Sunday, July 18, 2010

The Corporate Social Responsibility Debate

Milton Friedman, the American statistician and Nobel memorial prize winner in economics, plainly stated in The New York Times Magazine in 1970, that ‘the social responsibility of business is to increase profits’ and believed that the notion of corporate social responsibility is a distraction from the economic fundamentals of business,(Todd, 2009, p.22).

Forty years later, corporate social responsibility (CSR) is still a controversial topic, where, as Luo and Bhattacharya state in their 2009 study, “according to the Friedman-esque view, shareholders entrust managers with their investment solely to maximise long-term returns, not so that managers can use the proceeds to underwrite their urge for a better world,” (p.198). Yet, fortunately, there is a growing body of evidence, through academic research, to suggest that organisations can have both.

CSR focuses on four key domains of business – economics, legal, ethical and philanthropic (humanitarian); where economics has achieved the most attention in the deliverance of profits. Yet for many the world has changed in forty years. At the macro level we are now much more aware of our planets limited resources and the need to find alternatives to sustain ‘us’ into the future. At the micro level research has shown that CSR can, in fact, offer the benefits that Friedman advocates, through increased customer satisfaction, increased customer loyalty, increased brand image and an overall improvement in organisational performance, giving it a direct competitive advantage in today’s global economy.

In an excerpt from the Harvard Business Review, September 2009, Nidumolu, Prahalad and Rangaswami equate sustainability to a key driver of innovation. Their research of 30 large corporations found that “smart companies now treat sustainability as innovations new frontier. By treating sustainability as a goal today, early movers will develop competencies that rivals will be hard placed to match. The competitive advantage will stand them in good stead, because sustainability will always be an integral part of development,” (p.10).

There is a need for more organisations to actively incorporate CSR into their corporate strategies, making it an integral part of their future development. Where some organisations give CSR nothing more than lip service, incorporating ‘flowery’ narratives into their websites, hoping that just the very mention of a CSR conscious company, will ‘fool’ the consumer, leading to misplaced loyalty - where they believe that ‘words’ speak louder than ‘action’.

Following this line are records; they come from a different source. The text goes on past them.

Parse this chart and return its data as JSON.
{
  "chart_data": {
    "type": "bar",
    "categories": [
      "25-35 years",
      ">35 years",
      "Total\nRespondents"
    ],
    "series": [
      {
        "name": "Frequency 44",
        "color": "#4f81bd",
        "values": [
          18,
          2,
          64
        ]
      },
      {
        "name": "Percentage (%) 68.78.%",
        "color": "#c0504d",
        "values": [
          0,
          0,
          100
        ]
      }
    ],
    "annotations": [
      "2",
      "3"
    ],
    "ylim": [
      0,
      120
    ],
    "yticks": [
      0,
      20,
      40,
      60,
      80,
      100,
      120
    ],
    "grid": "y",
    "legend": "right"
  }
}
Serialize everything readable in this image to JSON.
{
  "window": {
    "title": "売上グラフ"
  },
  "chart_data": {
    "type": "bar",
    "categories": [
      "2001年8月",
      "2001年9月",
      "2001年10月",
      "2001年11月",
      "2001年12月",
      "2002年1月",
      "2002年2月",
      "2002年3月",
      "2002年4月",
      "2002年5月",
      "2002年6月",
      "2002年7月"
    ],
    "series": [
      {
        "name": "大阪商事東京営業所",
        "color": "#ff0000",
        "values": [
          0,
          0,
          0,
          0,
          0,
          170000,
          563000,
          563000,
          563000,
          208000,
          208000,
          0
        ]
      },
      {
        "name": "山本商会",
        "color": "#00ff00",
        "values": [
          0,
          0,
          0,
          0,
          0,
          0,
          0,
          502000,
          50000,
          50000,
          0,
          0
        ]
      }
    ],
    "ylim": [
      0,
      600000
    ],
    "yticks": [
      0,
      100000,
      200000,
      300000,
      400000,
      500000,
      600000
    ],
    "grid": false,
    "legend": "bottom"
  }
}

History has taught us that industry and business can go through monumental shifts in the course of economic and consumer development, changing the very foundation of how business is conducted. The industrial revolution is a case in point, where some adapted and some died. Organisations need to accept that the world is changing and they should change with it. There is a growing trend around the world, where consumers are ‘demanding’ organisations to be more socially and environmentally aware and are voting with their purchases. Lee, Fairhurst and Wesley (2009) mention that “the basic idea of CSR is that business and society are interwoven rather than distinct entities; therefore, society has certain expectations for appropriate business behaviour and outcomes,” (p.142).

Even if Freidman is right and the sole responsibility of business is to increase profits, isn’t it also the responsibility of business to be sure where their long term profits are going to come from. If their consumers are demanding a CSR approach to business, then even Freidman would have to advocate a change in strategic direction to meet the needs and expectations of their consumers. We need to remember consumers are now much more aware of the ‘negative’ impact some organisations have on their communities and their lives, and are taking this into consideration as part of their purchasing decisions.

Maybe, we should consider the possibility that we are moving from the industrial revolution to the consumer revolution.


Lee, M-Y., Fairhurst, A. and Wesley, S. (2009). Corporate Social Responsibility: A Review of the Top 100 US Retailers. Corporate Reputation Review, Vol. 12, Issue 2, p.140-158.

Luo, X. and Bhattacharya, C.B. (2009). The Debate over Doing Good: Corporate Social Performance, Strategic Marketing Levers, and Firm-Idiosyncratic Risk. Journal of Marketing, Vol. 73, Issue 6, p.198-213.

Nidumolu, R., Prahalad, C.K. and Ranagswami, M.R. (2009). Why Sustainability is now the Key Driver of Innovation. Excerpt from the Harvard Business Review, September, 2009. International Trade Forum, Issue 4, p.10.

Todd, K. (2009). Corporate Social Responsibility. Baylor Business Review, Vol. 27, Issue 2, p.20-23.

1 comment:

  1. Interesting article - great points! There is a large amount of evidence today that demonstrates corporations can, indeed, have both - profits and a social conscience.